Jasmine Hyde (Leonie Snell)
It gets worse – not only is Leonie still in Ambridge, but it doesn't look like she's going back to London any time soon. Lynda asks her, rather pointedly, what about work and aren't they missing her? Leonie plunges a dagger into our hearts when she replies that she is taking unpaid leave. "Don't worry," she says, "I'll be around for a while yet." She also mentions that her company said "take as long as you want" – I bet they are secretly planning to move offices while she is away and that profits have soared.
At Peggy's 88th birthday party, Tom and Brenda take the mickey out of Leonie, comparing her to the nurse in the film 'Misery'. Sadly she hasn't seen it, but James has and he's not best pleased with Tom and Brenda's sniggering. "I don't get the joke" says a mystified Leonie. "That's because there isn't one, sweetie" replies James, tartly. Honestly – "sweetie" – I ask you!
Lynda still tries to find out how long will Leonie be in Ambridge. "How long do broken bones take to heal?" she answers. 20 minutes. Get your bag packed Leonie – get off those crutches and get on the train, James. Bye! Don't forget to write.
Ed and Emma's financial plight gets even worse when she visits the supermarket and finds out that there is no money in the bank account. She asks the food bank for a food box, but apparently it is not enough just to be destitute; you have to be poorer than that. However, they do give her a hot meal. As she is eating it, mother Susan comes in, bringing donations and the whole story comes out. Had Susan known, she could have cut out the middleman and dropped the food off at Rickyard Cottage.
Actually, I have a plan to solve Ed and Emma's problem; we know that customers have been deserting the milk round (Mike has reduced what he pays Ed, which is half the trouble) so presumably the volume of milk needed has gone down. If you don't need so much milk, it follows that you don't need so many cows, so the answer is to slaughter one of the cows, butcher it and eat it. With luck it should last for months. Not only that, but Emma can show her versatility and good husbandry by turning the hide into shoes for Keira. The horns could be turned into Christmas presents and the hooves into ashtrays – get that gun out now, lad.
The prize for the most unconvincing about-face this week goes to Freddie. He came home from school full of gloom because that night his extra-curricular maths lessons with Iftikar were due to start. "I thought you liked Iftikar?" asks Elizabeth. "But I don't like maths" came the sullen reply. Ifti turned up and correctly divined the situation, telling Freddie to get his coat on as they would be working outside. We were treated to the description of an obtuse isosceles triangle etched on a pediment, with Ifti telling Freddie that "everything comes down to maths."
I suppose it helps if you live in a stately home – it provides more opportunities for mathematical study. You could calculate the volume of water in the moat, or divide the number of rooms by the number of servants, or work out the square root of the number of acres in the deer park. You could even go up on the roof and work out the velocity of a falling object – a father, say.

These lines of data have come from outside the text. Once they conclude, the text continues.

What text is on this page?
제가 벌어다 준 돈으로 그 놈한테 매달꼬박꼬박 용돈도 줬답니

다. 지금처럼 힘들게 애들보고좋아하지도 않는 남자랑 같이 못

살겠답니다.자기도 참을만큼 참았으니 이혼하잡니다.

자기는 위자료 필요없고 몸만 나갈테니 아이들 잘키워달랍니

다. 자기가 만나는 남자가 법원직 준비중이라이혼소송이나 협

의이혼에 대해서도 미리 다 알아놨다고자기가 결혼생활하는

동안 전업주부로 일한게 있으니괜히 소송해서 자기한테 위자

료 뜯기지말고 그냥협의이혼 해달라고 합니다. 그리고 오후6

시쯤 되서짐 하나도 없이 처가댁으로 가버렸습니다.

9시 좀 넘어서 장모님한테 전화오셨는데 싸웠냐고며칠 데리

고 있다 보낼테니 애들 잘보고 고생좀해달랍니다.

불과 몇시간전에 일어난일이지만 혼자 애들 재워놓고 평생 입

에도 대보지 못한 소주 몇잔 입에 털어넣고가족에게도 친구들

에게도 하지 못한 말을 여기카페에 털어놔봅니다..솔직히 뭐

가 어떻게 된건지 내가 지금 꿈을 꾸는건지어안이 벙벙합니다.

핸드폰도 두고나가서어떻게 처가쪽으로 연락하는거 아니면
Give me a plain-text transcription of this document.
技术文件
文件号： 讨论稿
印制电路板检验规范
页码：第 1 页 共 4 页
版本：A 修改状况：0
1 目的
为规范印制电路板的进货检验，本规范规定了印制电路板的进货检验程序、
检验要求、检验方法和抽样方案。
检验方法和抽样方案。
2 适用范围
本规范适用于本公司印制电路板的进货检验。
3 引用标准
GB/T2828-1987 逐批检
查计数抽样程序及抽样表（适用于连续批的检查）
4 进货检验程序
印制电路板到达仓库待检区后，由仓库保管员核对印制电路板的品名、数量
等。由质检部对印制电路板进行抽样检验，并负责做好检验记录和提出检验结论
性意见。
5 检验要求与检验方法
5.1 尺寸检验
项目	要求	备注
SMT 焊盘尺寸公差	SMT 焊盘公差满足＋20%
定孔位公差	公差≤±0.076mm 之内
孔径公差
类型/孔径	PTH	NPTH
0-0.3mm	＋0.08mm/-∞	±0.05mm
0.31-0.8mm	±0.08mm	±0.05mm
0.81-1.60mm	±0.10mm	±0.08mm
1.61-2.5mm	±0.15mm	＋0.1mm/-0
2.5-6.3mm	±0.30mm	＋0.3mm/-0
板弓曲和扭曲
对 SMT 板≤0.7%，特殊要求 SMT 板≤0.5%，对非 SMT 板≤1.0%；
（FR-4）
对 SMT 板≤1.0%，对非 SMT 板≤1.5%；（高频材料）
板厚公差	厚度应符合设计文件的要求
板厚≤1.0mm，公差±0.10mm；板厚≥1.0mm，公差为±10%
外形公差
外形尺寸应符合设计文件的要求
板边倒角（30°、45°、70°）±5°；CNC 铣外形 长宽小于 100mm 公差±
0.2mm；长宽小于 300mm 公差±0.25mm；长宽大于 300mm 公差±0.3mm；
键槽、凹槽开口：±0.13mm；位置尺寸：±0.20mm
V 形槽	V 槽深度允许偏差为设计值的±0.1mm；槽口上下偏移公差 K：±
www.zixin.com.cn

But back to the unconvincing about-face. Elizabeth comes out to see how they are getting on (can't she trust anyone to do their job properly) and, when she speaks to Freddie, he is positively orgasmic over mathematics and practically booking his university course in pure and applied maths. I'm sorry, but nobody is that good a teacher.
Lilian sloped off to meet Paul in a pub on Sunday lunchtime and he proved that he cannot know her very well by asking whether it was gin and tonic that she liked? Let's face it – if he really knew her, he would have had eight or nine of them lined up – and outside in the smoking area at that. The meeting lasted just long enough for Lilian to down one G&T (about three nano-seconds) and they both say how much they enjoyed it. The only unhappy person was the barman who, having been tipped off that Lilian Bellamy was coming, had chartered a fleet of Beefeater tankers and cornered the entire Portuguese lemon crop, only to have her leave early.
Lilian returns home, where Matt orders her to get him a sandwich and tells her that, when he met Brenda outside her house, she had invited him in (he wanted to talk over some business) and he had been confronted by Tom, singing "I love you baby", with the curtains drawn and candles and Love Hearts all over the place, in order to cheer Brenda up as she has been stressed. We weren't told, thank God, but I reckon Tom might have been in his underpants, which is an image that I'm having trouble getting out of my head. Back at the Dower House, Matt moans "I can't move for couples drooling all over each other." "It's called romance, Matt" replies Lilian. Tell you what Matt, with Paul back on the scene, I'd try a little drooling if I were you.